Some of the legendary CIA officers from an even earlier generation, those who had helped overthrow Iran's elected government in 1953 and put the Shah on the Peacock Throne, also injected themselves into the hostage crisis.
Carter, a "Utopian"
Miles Copeland, one of the agency's old Middle East hands, claimed in his memoir, The Game Player, that he and his CIA chums pondered their own hostage rescue plan while organizing an informal support group for the Bush campaign, called "Spooks for Bush."
In the 1990 interview, Copeland told me that "the way we saw Washington at that time was that the struggle was really not between the Left and the Right, the liberals and the conservatives, as between the Utopians and the realists, the pragmatists.
"Carter was a Utopian. He believed, honestly, that you must do the right thing and take your chance on the consequences. He told me that.

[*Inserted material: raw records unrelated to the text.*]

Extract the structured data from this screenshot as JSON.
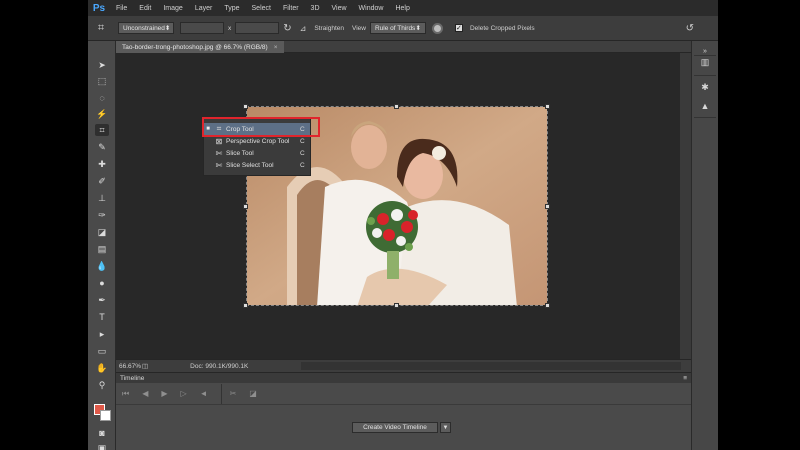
{
  "app": {
    "logo": "Ps",
    "menu": [
      "File",
      "Edit",
      "Image",
      "Layer",
      "Type",
      "Select",
      "Filter",
      "3D",
      "View",
      "Window",
      "Help"
    ]
  },
  "options_bar": {
    "tool_icon": "crop-icon",
    "ratio_select": "Unconstrained",
    "swap_label": "x",
    "straighten_label": "Straighten",
    "view_label": "View",
    "view_select": "Rule of Thirds",
    "delete_cropped_label": "Delete Cropped Pixels",
    "delete_cropped_checked": true
  },
  "document": {
    "tab_title": "Tao-border-trong-photoshop.jpg @ 66.7% (RGB/8)",
    "close_glyph": "×"
  },
  "status": {
    "zoom": "66.67%",
    "doc_size": "Doc: 990.1K/990.1K"
  },
  "timeline": {
    "label": "Timeline",
    "create_button": "Create Video Timeline"
  },
  "crop_flyout": {
    "items": [
      {
        "label": "Crop Tool",
        "shortcut": "C",
        "icon": "crop-icon",
        "selected": true
      },
      {
        "label": "Perspective Crop Tool",
        "shortcut": "C",
        "icon": "perspective-crop-icon",
        "selected": false
      },
      {
        "label": "Slice Tool",
        "shortcut": "C",
        "icon": "slice-icon",
        "selected": false
      },
      {
        "label": "Slice Select Tool",
        "shortcut": "C",
        "icon": "slice-select-icon",
        "selected": false
      }
    ]
  },
  "colors": {
    "foreground": "#e05a4a",
    "background": "#ffffff",
    "highlight": "#e0242c"
  }
}
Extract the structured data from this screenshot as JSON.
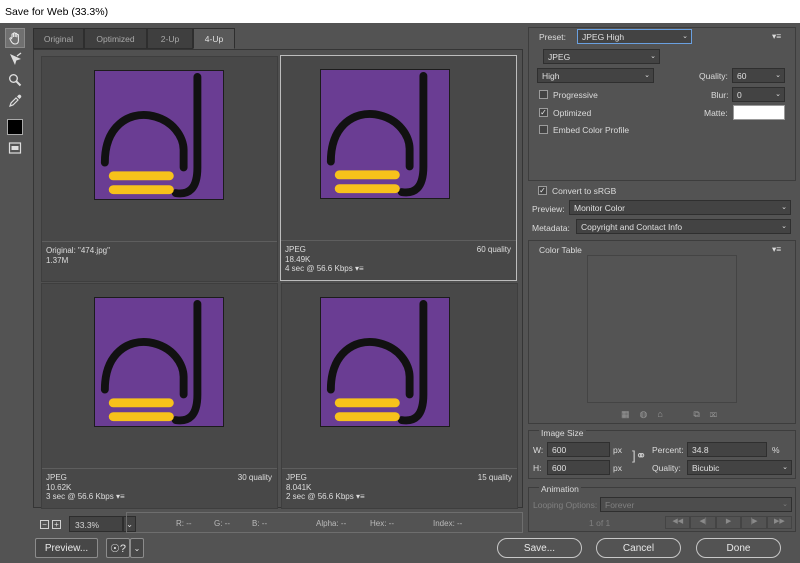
{
  "window": {
    "title": "Save for Web (33.3%)"
  },
  "tools": [
    {
      "name": "hand-tool-icon"
    },
    {
      "name": "slice-select-tool-icon"
    },
    {
      "name": "zoom-tool-icon"
    },
    {
      "name": "eyedropper-tool-icon"
    },
    {
      "name": "eyedropper-color-swatch"
    },
    {
      "name": "toggle-slices-icon"
    }
  ],
  "tabs": [
    {
      "label": "Original"
    },
    {
      "label": "Optimized"
    },
    {
      "label": "2-Up"
    },
    {
      "label": "4-Up",
      "active": true
    }
  ],
  "panes": [
    {
      "line1": "Original: \"474.jpg\"",
      "line2": "1.37M",
      "line3": "",
      "quality": ""
    },
    {
      "line1": "JPEG",
      "line2": "18.49K",
      "line3": "4 sec @ 56.6 Kbps",
      "quality": "60 quality",
      "selected": true
    },
    {
      "line1": "JPEG",
      "line2": "10.62K",
      "line3": "3 sec @ 56.6 Kbps",
      "quality": "30 quality"
    },
    {
      "line1": "JPEG",
      "line2": "8.041K",
      "line3": "2 sec @ 56.6 Kbps",
      "quality": "15 quality"
    }
  ],
  "image_colors": {
    "background": "#6a3d93",
    "stroke": "#111111",
    "bars": "#f7c21b"
  },
  "bottom": {
    "zoom_out": "−",
    "zoom_in": "+",
    "zoom": "33.3%",
    "r": "R: --",
    "g": "G: --",
    "b": "B: --",
    "alpha": "Alpha: --",
    "hex": "Hex: --",
    "index": "Index: --"
  },
  "buttons": {
    "preview": "Preview...",
    "save": "Save...",
    "cancel": "Cancel",
    "done": "Done"
  },
  "settings": {
    "preset_label": "Preset:",
    "preset": "JPEG High",
    "format": "JPEG",
    "quality_level": "High",
    "progressive_label": "Progressive",
    "progressive": false,
    "optimized_label": "Optimized",
    "optimized": true,
    "embed_label": "Embed Color Profile",
    "embed": false,
    "quality_label": "Quality:",
    "quality": "60",
    "blur_label": "Blur:",
    "blur": "0",
    "matte_label": "Matte:",
    "srgb_label": "Convert to sRGB",
    "srgb": true,
    "preview_label": "Preview:",
    "preview_value": "Monitor Color",
    "metadata_label": "Metadata:",
    "metadata_value": "Copyright and Contact Info"
  },
  "color_table": {
    "title": "Color Table"
  },
  "image_size": {
    "title": "Image Size",
    "w_label": "W:",
    "w": "600",
    "h_label": "H:",
    "h": "600",
    "unit": "px",
    "percent_label": "Percent:",
    "percent": "34.8",
    "percent_unit": "%",
    "quality_label": "Quality:",
    "quality": "Bicubic"
  },
  "animation": {
    "title": "Animation",
    "looping_label": "Looping Options:",
    "looping": "Forever",
    "frame": "1 of 1"
  }
}
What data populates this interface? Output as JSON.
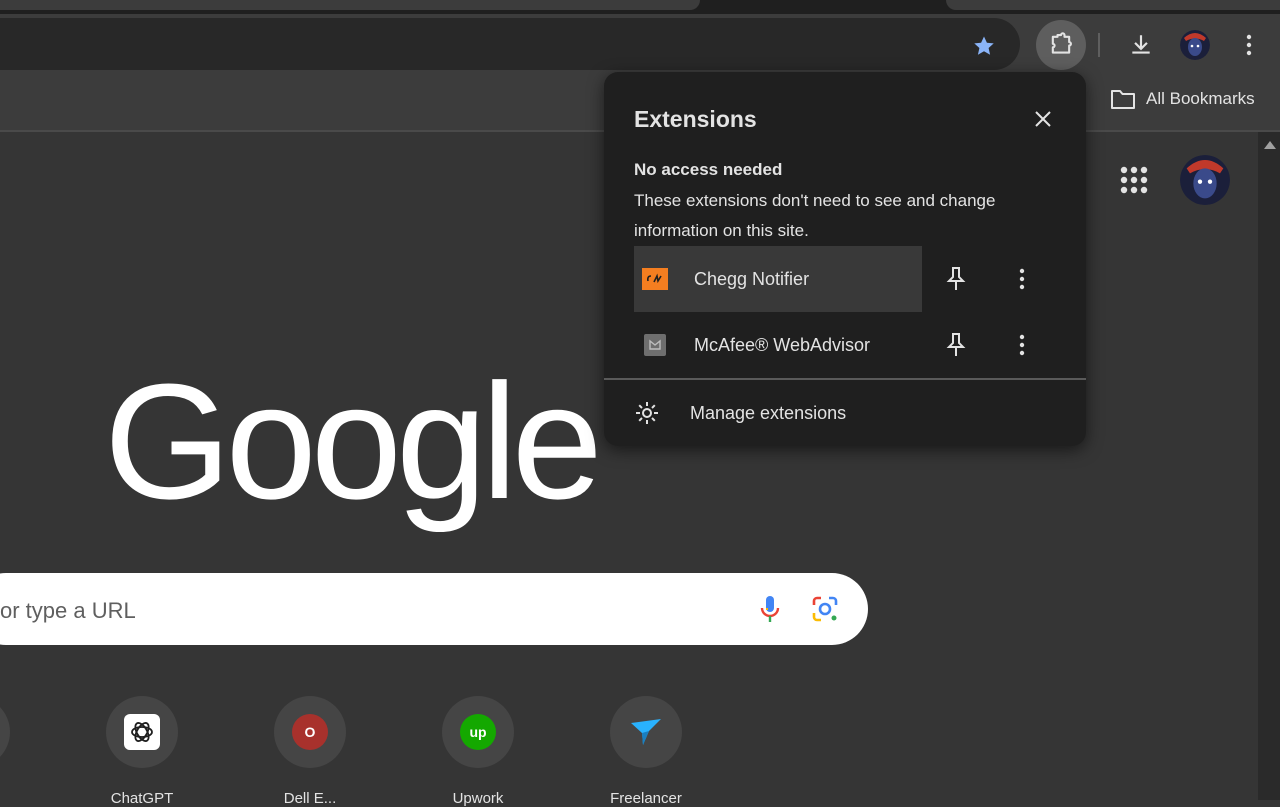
{
  "toolbar": {
    "bookmark_star_icon": "star-icon",
    "extensions_icon": "puzzle-icon",
    "download_icon": "download-icon",
    "menu_icon": "more-vert-icon"
  },
  "bookmarks_bar": {
    "all_bookmarks_label": "All Bookmarks"
  },
  "newtab": {
    "logo_text": "Google",
    "search_placeholder": "or type a URL",
    "shortcuts": [
      {
        "label": "ChatGPT",
        "letter": "",
        "color": "#ffffff"
      },
      {
        "label": "Dell E...",
        "letter": "O",
        "color": "#a8312c"
      },
      {
        "label": "Upwork",
        "letter": "up",
        "color": "#14a800"
      },
      {
        "label": "Freelancer",
        "letter": "",
        "color": "#29b2fe"
      }
    ]
  },
  "extensions_popup": {
    "title": "Extensions",
    "section_heading": "No access needed",
    "section_description": "These extensions don't need to see and change information on this site.",
    "extensions": [
      {
        "name": "Chegg Notifier",
        "icon": "chegg-icon",
        "color": "#f47e20"
      },
      {
        "name": "McAfee® WebAdvisor",
        "icon": "mcafee-icon",
        "color": "#8a8a8a"
      }
    ],
    "manage_label": "Manage extensions"
  },
  "colors": {
    "accent_star": "#8ab4f8",
    "popup_bg": "#1f1f1f",
    "page_bg": "#353535"
  }
}
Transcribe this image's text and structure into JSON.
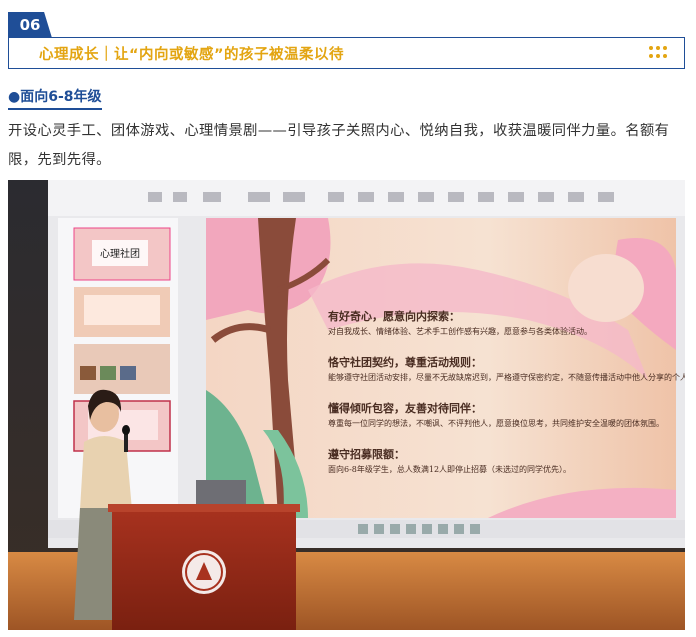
{
  "header": {
    "section_number": "06",
    "title": "心理成长｜让“内向或敏感”的孩子被温柔以待"
  },
  "subheading": "●面向6-8年级",
  "paragraph": "开设心灵手工、团体游戏、心理情景剧——引导孩子关照内心、悦纳自我，收获温暖同伴力量。名额有限，先到先得。",
  "slide": {
    "thumb_title": "心理社团",
    "items": [
      {
        "heading": "有好奇心，愿意向内探索：",
        "desc": "对自我成长、情绪体验、艺术手工创作感有兴趣，愿意参与各类体验活动。"
      },
      {
        "heading": "恪守社团契约，尊重活动规则：",
        "desc": "能够遵守社团活动安排，尽量不无故缺席迟到，严格遵守保密约定，不随意传播活动中他人分享的个人感受。"
      },
      {
        "heading": "懂得倾听包容，友善对待同伴：",
        "desc": "尊重每一位同学的想法，不嘲讽、不评判他人，愿意换位思考，共同维护安全温暖的团体氛围。"
      },
      {
        "heading": "遵守招募限额：",
        "desc": "面向6-8年级学生，总人数满12人即停止招募（未选过的同学优先）。"
      }
    ]
  },
  "colors": {
    "primary_blue": "#1f4e97",
    "accent_gold": "#e3a512",
    "text": "#333333"
  },
  "icons": [
    "dots-grid-icon"
  ]
}
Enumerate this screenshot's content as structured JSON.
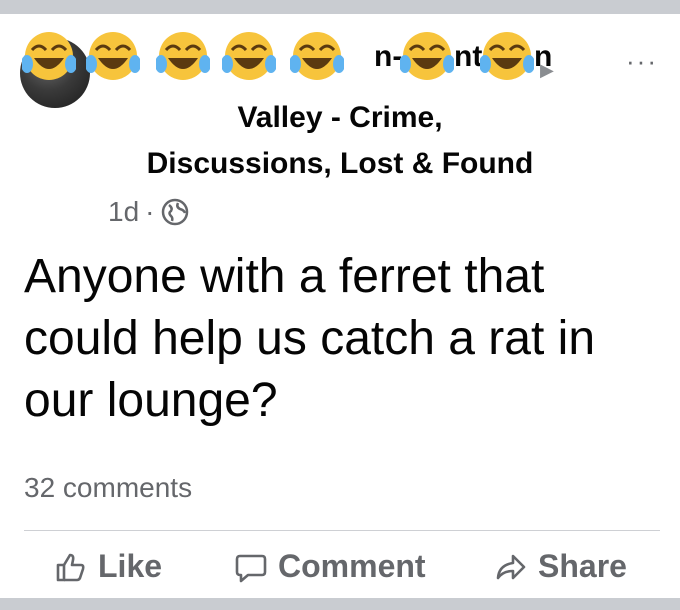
{
  "post": {
    "group_name_line1": "Valley - Crime,",
    "group_name_line2": "Discussions, Lost & Found",
    "time": "1d",
    "separator": "·",
    "privacy_icon": "globe-icon",
    "more_icon": "more-options-icon",
    "more_label": "···",
    "text": "Anyone with a ferret that could help us catch a rat in our lounge?",
    "comments_count": "32 comments",
    "obscured_name_emoji": "laughing-tears-emoji"
  },
  "actions": {
    "like_label": "Like",
    "comment_label": "Comment",
    "share_label": "Share"
  },
  "colors": {
    "text_primary": "#050505",
    "text_secondary": "#65676b",
    "divider": "#ced0d4",
    "frame": "#c9ccd1",
    "emoji_face": "#f7c43c"
  }
}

He literally believed that." Copeland's deep Southern accent spit out the words with a mixture of amazement and disgust.
Copeland's contacts at the time included CIA veteran Archibald Roosevelt and former Secretary of State Henry Kissinger -- both of whom were close to David Rockefeller whose Chase Manhattan Bank handled billions of dollars in the Shah's accounts, a fortune that the Iranian mullahs wanted to lay their hands on.
"There were many of us -- myself along with Henry Kissinger, David Rockefeller, Archie Roosevelt in the CIA at the time -- we believed very strongly that we were showing a kind of weakness, which people in Iran and elsewhere in the world hold in great contempt," Copeland said.
As Copeland and his friends contemplated what to do regarding the hostage crisis, he reached out to other of his old CIA buddies.
According to The Game Player, Copeland turned to ex-CIA counter-intelligence chief James Angleton. The famed spy hunter "brought to lunch a Mossad chap who confided that his service had identified at least half of the [hostage-holding] 'students,' even to the extent of having their home addresses in Tehran," Copeland wrote. "He gave me a rundown on what sort of kids they were. Most of them, he said, were just that, kids."
One of the young Israeli intelligence agents assigned to the task of figuring out who was who in the new Iranian power structure was Ari Ben-Menashe, who was born in Iran but emigrated to Israel as a teenager. Not only did he speak fluent Farsi, but he had school friends who were rising within the new revolutionary bureaucracy.
In his memoir, Profits of War, Ben-Menashe offered his own depiction of Copeland's initiative. Though Copeland was generally regarded as a CIA "Arabist" who had opposed Israeli interests in the past, he was admired for his analytical skills, Ben-Menashe wrote.